A Williams return wouldn’t be out of the question considering the 23-time grand slam champion has refused to rule out a comeback since the US Open.
In October, speaking at Tech Crunch, Williams announced she was in fact ‘not retired’ and the chances of her returning were high.
“I am not retired,” she said in San Francisco.
“The chances [of me returning] are very high. You can come to my house and [see] I have a court.”
She also didn’t rule out a comeback when she appeared not long after her ‘retirement’ match on the Tonight Show with Jimmy Fallon.
The host asked if there was any chance of Williams pulling a ‘Tom Brady’, which saw the NFL icon backflip on his retirement announcement and return to the Tampa Bay Buccaneers.
And Williams replied with a cryptic message about a return.
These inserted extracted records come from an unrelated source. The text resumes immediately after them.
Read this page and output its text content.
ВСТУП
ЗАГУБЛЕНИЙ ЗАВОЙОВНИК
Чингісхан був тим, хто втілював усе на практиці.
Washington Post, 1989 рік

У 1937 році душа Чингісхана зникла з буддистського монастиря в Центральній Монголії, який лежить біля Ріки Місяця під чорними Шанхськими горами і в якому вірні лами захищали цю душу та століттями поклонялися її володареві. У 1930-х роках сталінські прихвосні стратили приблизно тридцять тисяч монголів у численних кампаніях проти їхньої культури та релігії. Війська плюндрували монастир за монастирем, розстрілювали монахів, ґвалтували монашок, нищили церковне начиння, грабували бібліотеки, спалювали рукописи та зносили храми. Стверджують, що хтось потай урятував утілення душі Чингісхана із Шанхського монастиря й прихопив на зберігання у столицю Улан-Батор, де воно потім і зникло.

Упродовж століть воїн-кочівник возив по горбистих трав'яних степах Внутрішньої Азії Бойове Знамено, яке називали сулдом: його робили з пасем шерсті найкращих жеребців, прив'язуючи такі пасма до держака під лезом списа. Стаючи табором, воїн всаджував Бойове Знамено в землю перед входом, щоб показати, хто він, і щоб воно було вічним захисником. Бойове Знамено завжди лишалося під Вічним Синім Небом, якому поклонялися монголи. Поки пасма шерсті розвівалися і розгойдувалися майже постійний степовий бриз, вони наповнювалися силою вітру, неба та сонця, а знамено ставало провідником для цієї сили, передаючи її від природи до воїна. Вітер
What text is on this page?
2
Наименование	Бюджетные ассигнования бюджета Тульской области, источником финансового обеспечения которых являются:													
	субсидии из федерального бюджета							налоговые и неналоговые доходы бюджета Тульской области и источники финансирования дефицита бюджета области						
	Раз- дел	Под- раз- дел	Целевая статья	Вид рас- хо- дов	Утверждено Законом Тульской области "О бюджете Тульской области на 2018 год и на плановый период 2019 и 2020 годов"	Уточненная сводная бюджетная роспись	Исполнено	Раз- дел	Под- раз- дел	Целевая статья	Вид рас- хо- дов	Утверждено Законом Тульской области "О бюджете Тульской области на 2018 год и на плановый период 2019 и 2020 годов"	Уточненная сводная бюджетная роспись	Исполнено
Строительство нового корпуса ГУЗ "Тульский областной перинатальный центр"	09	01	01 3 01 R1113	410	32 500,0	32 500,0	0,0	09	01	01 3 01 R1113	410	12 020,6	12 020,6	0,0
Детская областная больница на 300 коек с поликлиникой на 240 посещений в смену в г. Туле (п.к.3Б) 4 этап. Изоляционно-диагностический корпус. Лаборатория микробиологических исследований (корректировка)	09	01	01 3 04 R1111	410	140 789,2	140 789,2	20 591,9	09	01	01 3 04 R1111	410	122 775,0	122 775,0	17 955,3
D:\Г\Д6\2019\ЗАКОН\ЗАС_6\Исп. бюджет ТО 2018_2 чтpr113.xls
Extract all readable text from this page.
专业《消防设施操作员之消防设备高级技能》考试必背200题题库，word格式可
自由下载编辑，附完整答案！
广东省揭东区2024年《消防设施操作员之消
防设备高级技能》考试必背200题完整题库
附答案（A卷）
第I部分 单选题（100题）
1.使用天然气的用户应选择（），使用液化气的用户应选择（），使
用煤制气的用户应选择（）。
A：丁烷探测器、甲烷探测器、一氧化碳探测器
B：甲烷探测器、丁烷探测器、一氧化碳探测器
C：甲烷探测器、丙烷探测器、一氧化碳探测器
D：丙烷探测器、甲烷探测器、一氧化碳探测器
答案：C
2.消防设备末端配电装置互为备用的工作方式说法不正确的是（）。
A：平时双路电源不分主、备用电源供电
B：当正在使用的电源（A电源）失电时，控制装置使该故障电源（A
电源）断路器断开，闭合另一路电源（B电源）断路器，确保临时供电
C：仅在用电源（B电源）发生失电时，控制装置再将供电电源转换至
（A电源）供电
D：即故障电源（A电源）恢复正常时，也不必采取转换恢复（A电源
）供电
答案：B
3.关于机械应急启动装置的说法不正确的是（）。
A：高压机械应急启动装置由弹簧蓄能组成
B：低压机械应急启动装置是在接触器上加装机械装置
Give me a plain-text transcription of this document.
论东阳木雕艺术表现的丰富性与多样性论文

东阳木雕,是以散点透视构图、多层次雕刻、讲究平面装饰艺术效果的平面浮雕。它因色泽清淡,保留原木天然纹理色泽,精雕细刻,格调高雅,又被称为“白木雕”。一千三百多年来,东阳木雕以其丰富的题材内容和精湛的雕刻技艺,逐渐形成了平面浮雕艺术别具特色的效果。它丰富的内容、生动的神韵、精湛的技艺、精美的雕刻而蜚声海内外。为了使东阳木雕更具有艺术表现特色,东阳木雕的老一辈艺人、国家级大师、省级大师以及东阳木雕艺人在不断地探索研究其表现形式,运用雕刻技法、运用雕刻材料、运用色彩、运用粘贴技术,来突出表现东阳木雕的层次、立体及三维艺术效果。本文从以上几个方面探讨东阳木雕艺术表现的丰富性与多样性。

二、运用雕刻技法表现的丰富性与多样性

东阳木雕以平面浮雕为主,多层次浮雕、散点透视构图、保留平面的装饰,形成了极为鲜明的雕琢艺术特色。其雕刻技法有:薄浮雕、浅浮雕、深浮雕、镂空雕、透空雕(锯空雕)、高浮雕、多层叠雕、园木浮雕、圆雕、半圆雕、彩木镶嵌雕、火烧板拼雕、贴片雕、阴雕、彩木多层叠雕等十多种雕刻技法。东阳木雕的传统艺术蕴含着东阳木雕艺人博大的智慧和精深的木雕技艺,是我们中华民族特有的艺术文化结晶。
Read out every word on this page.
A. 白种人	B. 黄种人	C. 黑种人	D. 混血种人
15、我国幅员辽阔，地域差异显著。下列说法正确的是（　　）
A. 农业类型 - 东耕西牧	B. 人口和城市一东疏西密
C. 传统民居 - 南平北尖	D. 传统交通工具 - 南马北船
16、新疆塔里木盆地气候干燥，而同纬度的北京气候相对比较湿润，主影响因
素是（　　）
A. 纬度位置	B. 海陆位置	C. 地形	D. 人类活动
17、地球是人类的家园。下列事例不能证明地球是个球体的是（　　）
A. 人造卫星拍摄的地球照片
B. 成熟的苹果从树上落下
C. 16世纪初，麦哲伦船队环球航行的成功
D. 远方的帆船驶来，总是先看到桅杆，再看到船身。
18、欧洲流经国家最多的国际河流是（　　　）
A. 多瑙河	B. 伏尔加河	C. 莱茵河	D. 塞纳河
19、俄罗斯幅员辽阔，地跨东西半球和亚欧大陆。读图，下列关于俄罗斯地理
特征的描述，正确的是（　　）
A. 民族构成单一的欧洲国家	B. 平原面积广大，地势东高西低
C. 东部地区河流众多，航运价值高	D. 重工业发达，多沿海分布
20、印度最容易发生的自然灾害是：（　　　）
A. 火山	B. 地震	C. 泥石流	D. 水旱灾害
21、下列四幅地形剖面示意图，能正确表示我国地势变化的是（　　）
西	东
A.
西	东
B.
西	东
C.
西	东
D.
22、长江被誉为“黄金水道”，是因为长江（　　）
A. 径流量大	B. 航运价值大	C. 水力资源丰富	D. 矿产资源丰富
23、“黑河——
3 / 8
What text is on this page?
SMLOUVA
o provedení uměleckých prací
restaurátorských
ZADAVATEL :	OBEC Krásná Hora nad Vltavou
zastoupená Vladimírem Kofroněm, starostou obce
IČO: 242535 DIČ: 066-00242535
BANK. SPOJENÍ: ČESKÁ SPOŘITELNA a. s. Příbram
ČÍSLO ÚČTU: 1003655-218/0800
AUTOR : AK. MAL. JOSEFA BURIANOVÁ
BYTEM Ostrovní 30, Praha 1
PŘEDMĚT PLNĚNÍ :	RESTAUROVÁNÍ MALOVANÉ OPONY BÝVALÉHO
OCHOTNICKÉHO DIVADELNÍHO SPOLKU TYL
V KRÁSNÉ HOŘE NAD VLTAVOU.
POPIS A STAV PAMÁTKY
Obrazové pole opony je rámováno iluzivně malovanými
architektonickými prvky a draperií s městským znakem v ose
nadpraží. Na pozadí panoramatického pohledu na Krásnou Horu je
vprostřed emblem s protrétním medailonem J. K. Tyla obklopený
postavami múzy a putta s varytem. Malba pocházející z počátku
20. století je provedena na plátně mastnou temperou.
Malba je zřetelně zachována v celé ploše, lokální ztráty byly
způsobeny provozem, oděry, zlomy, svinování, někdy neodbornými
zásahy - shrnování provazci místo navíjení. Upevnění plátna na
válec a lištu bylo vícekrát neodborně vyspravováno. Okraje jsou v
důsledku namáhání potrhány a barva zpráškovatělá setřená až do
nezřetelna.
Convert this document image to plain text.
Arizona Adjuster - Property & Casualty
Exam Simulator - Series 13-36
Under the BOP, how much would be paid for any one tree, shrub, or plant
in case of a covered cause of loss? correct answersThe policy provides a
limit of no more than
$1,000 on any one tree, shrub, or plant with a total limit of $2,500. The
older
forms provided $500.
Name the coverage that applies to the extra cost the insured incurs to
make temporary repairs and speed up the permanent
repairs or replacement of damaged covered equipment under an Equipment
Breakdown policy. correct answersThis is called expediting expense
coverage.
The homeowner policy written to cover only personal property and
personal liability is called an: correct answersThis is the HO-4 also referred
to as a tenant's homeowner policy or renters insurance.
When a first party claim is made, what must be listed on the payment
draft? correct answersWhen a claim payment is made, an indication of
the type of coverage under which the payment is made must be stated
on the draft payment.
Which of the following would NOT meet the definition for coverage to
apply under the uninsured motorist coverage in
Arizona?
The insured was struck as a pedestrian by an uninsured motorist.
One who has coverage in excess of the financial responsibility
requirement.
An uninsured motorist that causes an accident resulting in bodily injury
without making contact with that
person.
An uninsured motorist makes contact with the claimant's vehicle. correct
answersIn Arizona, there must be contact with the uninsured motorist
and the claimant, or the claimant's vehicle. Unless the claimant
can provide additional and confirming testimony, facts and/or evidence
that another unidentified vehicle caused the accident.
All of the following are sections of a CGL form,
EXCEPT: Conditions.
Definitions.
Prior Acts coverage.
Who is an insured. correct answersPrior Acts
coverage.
“Tom Brady started an amazing trend,” Williams said.
“That’s all I’m going to say.”
Williams was gifted a fairytale farewell at her home grand slam in New York.
Her defeat to Ajla Tomljanovic in the Round of 16 was met with the kind of fanfare that suggested she was calling time on an illustrious career.
She finished with 23 grand slam titles, the second most in history behind Margaret Court.